Ainda não consegui resolver nada. Mesmo assim acordei cedo para o ilustrador voluntário vir cá ajudar-me a fazer o blog das crónicas. Tão querido.
Tomei café com o vizinho gay e percebi o quanto estou irritada. Cheguei a casa, tive um ataque de choro e adormeci. Acordei com sintomas de gripe. As gripes em mim são de facto psicossomáticas.
Decidi fazer a minha última viagem legal até casa do Reis. Tem me aturado como ninguém, especialmente para alguém que tem da vida uma perspectiva muito crua. Escuta-me sempre, dá-me sempre apoio. Gostou do blog das crónicas que, apesar dos incentivos, não tenho tido a menor vontade de escrever.
O Sr. Policia disse-me que se não tinha o número do processo não podia receber a carta mas também que “não vinha nenhum mal a este mundo” se a entregasse amanhã, que eu fosse da parte no horário da noite que ele estaria lá.
Também não me apetece escrever sobre sem nós. Fiquei de facto amargurada contigo, com a indiferença que mostraste nos últimos telefonemas. Andar a dormir contigo aos sopapos, só me fez amargurar mais o que sinto ou senti por ti.
Ai tanto que me amavas, ai tanto que me desprezas.

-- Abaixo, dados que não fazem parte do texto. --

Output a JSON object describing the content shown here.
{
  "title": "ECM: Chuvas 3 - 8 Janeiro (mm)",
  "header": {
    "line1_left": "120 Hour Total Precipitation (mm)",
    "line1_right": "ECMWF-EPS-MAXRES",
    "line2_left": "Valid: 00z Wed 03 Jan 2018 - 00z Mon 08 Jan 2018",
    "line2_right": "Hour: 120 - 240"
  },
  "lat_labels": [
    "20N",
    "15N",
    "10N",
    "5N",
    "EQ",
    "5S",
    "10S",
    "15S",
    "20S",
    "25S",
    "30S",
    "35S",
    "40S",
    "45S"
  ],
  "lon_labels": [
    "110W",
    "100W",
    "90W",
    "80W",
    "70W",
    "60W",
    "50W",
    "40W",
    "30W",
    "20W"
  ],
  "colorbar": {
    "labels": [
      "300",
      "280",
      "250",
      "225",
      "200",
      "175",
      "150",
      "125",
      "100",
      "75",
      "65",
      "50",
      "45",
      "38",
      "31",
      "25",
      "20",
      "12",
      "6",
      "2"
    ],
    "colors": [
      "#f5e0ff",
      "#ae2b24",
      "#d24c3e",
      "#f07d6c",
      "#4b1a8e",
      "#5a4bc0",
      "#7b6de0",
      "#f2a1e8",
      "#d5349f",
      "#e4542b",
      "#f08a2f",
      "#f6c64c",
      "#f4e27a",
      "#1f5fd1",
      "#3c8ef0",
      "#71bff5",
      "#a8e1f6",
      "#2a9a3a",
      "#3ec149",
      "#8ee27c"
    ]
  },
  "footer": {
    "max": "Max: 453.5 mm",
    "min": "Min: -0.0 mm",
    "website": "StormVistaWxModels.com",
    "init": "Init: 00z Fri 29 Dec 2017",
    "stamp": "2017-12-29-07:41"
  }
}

Estou engripada de facto e só quero dormir. Amanhã tenho de me mexer.
Passei pelo facebook. Passas dias sem postares, normalmente só adicionas amigos. Hoje, no entanto, anunciaste que vais a um concerto. Por baixo desse post uma Lola clicou um like. Lola deve ser a tua amiga espanhola com quem te fartaste de foder em Cádis e vieste de lá um homem novo. Pouco depois conheceste-me.
Fiquei cheia de ciúmes e apercebi-me o quanto era ridículo senti-los. Já não somos nada um ou outro e, como fizeste questão de mostrar, nem amigos. Querias ser meu amigo, antes de voltares a dormir comigo e me tratares como a coisinha mais desinteressante que conheceste.
Pois a tua vida continua, nada melhor de uma velha amiga para te por a energia em dia. Se calhar não é nada disto e estou a fazer um filme. Não interessa. O que interessa é que me confrontei hoje que já não andas a lamber as feridas (alguma vez o terás feito?). A ser verdade, espero que fodas muito, sem preservativo, como gostas, e apanhes uma infecção qualquer. Sei que é brejeiro este sentimento mas só agora é que me lembrei de novo o quanto me trataste mal e magoaste.
“Nunca ninguém me tratou tão bem como tu”, disseste-me mais do que uma vez. Big mistake, o que tu gostas mesmo é que tratem mal, deve ser um complexo que te vem do teu pai para quem, aos teus olhos, nunca conseguiste ser um grande homem. Aos meus olhos também não.